Não tem como certificar sustentabilidade da carne de boi que pasta em Terra Indígena invadida e desmatada. A responsabilidade por manter essa situação irregular implica em assumir o risco de afetar negativamente a imagem do país e comprometer o avanço de um modelo de economia que pressupõe ética e respeito, é uma prerrogativa de gestão.
A campanha de boicote ao agronegócio
de Mato Grosso do Sul, motivada pela violência crescente aos Guarani
Kaiowá por parte de produtores rurais em situação irregular em Terras
Indígenas, é uma pressão legítima em defesa da vida e de direitos.
Resposta da sociedade à omissão do governo federal que permite o que se caracteriza como genocídio, é também uma ação de mobilização social propositiva de mudança que colabora para expansão da agropecuária sustentável no Brasil. Soja plantada em Terra Indígena invadida não é sustentável, carne de boi que pasta em Terra Indígena desmatada não é sustentável. Essa classificação não é inventada, resulta das decisões de gestão que carregam a responsabilidade por métodos socioambientalmente insustentáveis e com riscos econômicos e jurídicos.
Da Anistia Internacional ao Ibase do
Betinho, mais de 90 organizações já apoiam a iniciativa. Lançada em
outubro pelo Conselho Terena e o Aty Guassú do Povo Guarani Kaiowá, a
campanha de boicote ao agronegócio de Mato Grosso do Sul esclarece como
irregularidades em Terras Indígenas sujam a imagem do Brasil
no mercado internacional, que exige certificação de práticas em
conformidade com aspectos ambientais e sociais, e representam uma ameaça
à reputação do setor em avaliações de risco. Ataques a bala, assassinatos de lideranças, estupros, sumiços de jovens, tortura
a crianças e idosos indígenas, incêndios, saraivadas de tiros para o
alto são agravantes que marcam a produção agropecuária
sul-mato-grossense em situação irregular, da qual empresários que
investem na gestão de sustentabilidade no estado deveriam se dissociar.
Quem prefere fazer gestão de problemas,
e não de soluções, transforma a dependência das decisões do poder
público em justificativa para insistir em irregularidades e para impor
condições favoráveis a conflitos e violências condenáveis na justiça e na moral. O empresário que monta sua equipe com capangas e
dá a ordem para atirar em índios já decidiu que seus produtos não podem
ser classificados como sustentáveis, muito menos certificados, para
serem vendidos para Europa, Estados Unidos, Ásia. É o preço a pagar que ele mesmo bota nos métodos arcaicos e tacanhos de gestão do seu negócio, e essa responsabilidade por sujar o made in Brazil é intransferível.

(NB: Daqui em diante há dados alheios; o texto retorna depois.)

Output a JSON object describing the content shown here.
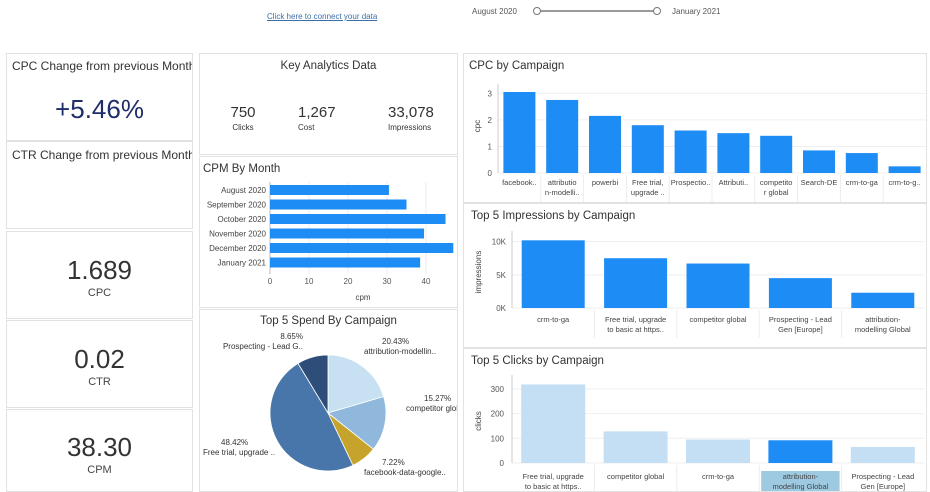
{
  "header": {
    "connect_link": "Click here to connect your data",
    "date_start": "August 2020",
    "date_end": "January 2021"
  },
  "kpis": {
    "cpc_change_title": "CPC Change from previous Month",
    "cpc_change_value": "+5.46%",
    "ctr_change_title": "CTR Change from previous Month",
    "cpc_value": "1.689",
    "cpc_label": "CPC",
    "ctr_value": "0.02",
    "ctr_label": "CTR",
    "cpm_value": "38.30",
    "cpm_label": "CPM"
  },
  "key_analytics": {
    "title": "Key Analytics Data",
    "items": [
      {
        "value": "750",
        "label": "Clicks"
      },
      {
        "value": "1,267",
        "label": "Cost"
      },
      {
        "value": "33,078",
        "label": "Impressions"
      }
    ]
  },
  "colors": {
    "accent": "#1e8cf5",
    "light": "#c4dff4",
    "highlight": "#9ecae1",
    "kpi_blue": "#1f2d6b",
    "pie": [
      "#c7e1f3",
      "#8fb8dc",
      "#c6a42c",
      "#4876aa",
      "#2e4d78"
    ]
  },
  "chart_data": [
    {
      "id": "cpm_by_month",
      "type": "bar",
      "orientation": "horizontal",
      "title": "CPM By Month",
      "categories": [
        "August 2020",
        "September 2020",
        "October 2020",
        "November 2020",
        "December 2020",
        "January 2021"
      ],
      "values": [
        30.5,
        35,
        45,
        39.5,
        47,
        38.5
      ],
      "xlabel": "cpm",
      "xlim": [
        0,
        50
      ],
      "xticks": [
        "0",
        "10",
        "20",
        "30",
        "40"
      ]
    },
    {
      "id": "cpc_by_campaign",
      "type": "bar",
      "title": "CPC by Campaign",
      "categories": [
        [
          "facebook.."
        ],
        [
          "attributio",
          "n-modelli.."
        ],
        [
          "powerbi"
        ],
        [
          "Free trial,",
          "upgrade .."
        ],
        [
          "Prospectio.."
        ],
        [
          "Attributi.."
        ],
        [
          "competito",
          "r global"
        ],
        [
          "Search-DE"
        ],
        [
          "crm-to-ga"
        ],
        [
          "crm-to-g.."
        ]
      ],
      "values": [
        3.05,
        2.75,
        2.15,
        1.8,
        1.6,
        1.5,
        1.4,
        0.85,
        0.75,
        0.25
      ],
      "ylabel": "cpc",
      "ylim": [
        0,
        3.2
      ],
      "yticks": [
        "0",
        "1",
        "2",
        "3"
      ]
    },
    {
      "id": "top5_impressions",
      "type": "bar",
      "title": "Top 5 Impressions by Campaign",
      "categories": [
        [
          "crm-to-ga"
        ],
        [
          "Free trial, upgrade",
          "to basic at https.."
        ],
        [
          "competitor global"
        ],
        [
          "Prospecting - Lead",
          "Gen [Europe]"
        ],
        [
          "attribution-",
          "modelling Global"
        ]
      ],
      "values": [
        10200,
        7500,
        6700,
        4500,
        2300
      ],
      "ylabel": "impressions",
      "ylim": [
        0,
        11000
      ],
      "yticks": [
        "0K",
        "5K",
        "10K"
      ]
    },
    {
      "id": "top5_clicks",
      "type": "bar",
      "title": "Top 5 Clicks by Campaign",
      "categories": [
        [
          "Free trial, upgrade",
          "to basic at https.."
        ],
        [
          "competitor global"
        ],
        [
          "crm-to-ga"
        ],
        [
          "attribution-",
          "modelling Global"
        ],
        [
          "Prospecting - Lead",
          "Gen [Europe]"
        ]
      ],
      "values": [
        318,
        128,
        95,
        92,
        65
      ],
      "highlight_index": 3,
      "ylabel": "clicks",
      "ylim": [
        0,
        340
      ],
      "yticks": [
        "0",
        "100",
        "200",
        "300"
      ]
    },
    {
      "id": "top5_spend",
      "type": "pie",
      "title": "Top 5 Spend By Campaign",
      "slices": [
        {
          "label": "attribution-modellin..",
          "pct": "20.43%",
          "value": 20.43
        },
        {
          "label": "competitor global",
          "pct": "15.27%",
          "value": 15.27
        },
        {
          "label": "facebook-data-google..",
          "pct": "7.22%",
          "value": 7.22
        },
        {
          "label": "Free trial, upgrade ..",
          "pct": "48.42%",
          "value": 48.42
        },
        {
          "label": "Prospecting - Lead G..",
          "pct": "8.65%",
          "value": 8.65
        }
      ]
    }
  ]
}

O caminho para um agronegócio sustentável no Brasil, ou em qualquer lugar do mundo, requer diagnósticos e adequações a critérios objetivos para as materialidades da cadeia produtiva, o que beneficia a economia, o meio ambiente e a sociedade. Como vendemos para o mercado externo, não é desconhecido, especialmente para os grandes produtores rurais, o conjunto de normas internacionais para as práticas ambientais, trabalhistas, sociais, de bem-estar animal e de gestão.
A certificação exigida para exportação de produtos agropecuários brasileiros tem impactos positivos no mercado interno. Então, também não são desconhecidas do setor as conformidades de sustentabilidade já adotadas por bancos e compradores.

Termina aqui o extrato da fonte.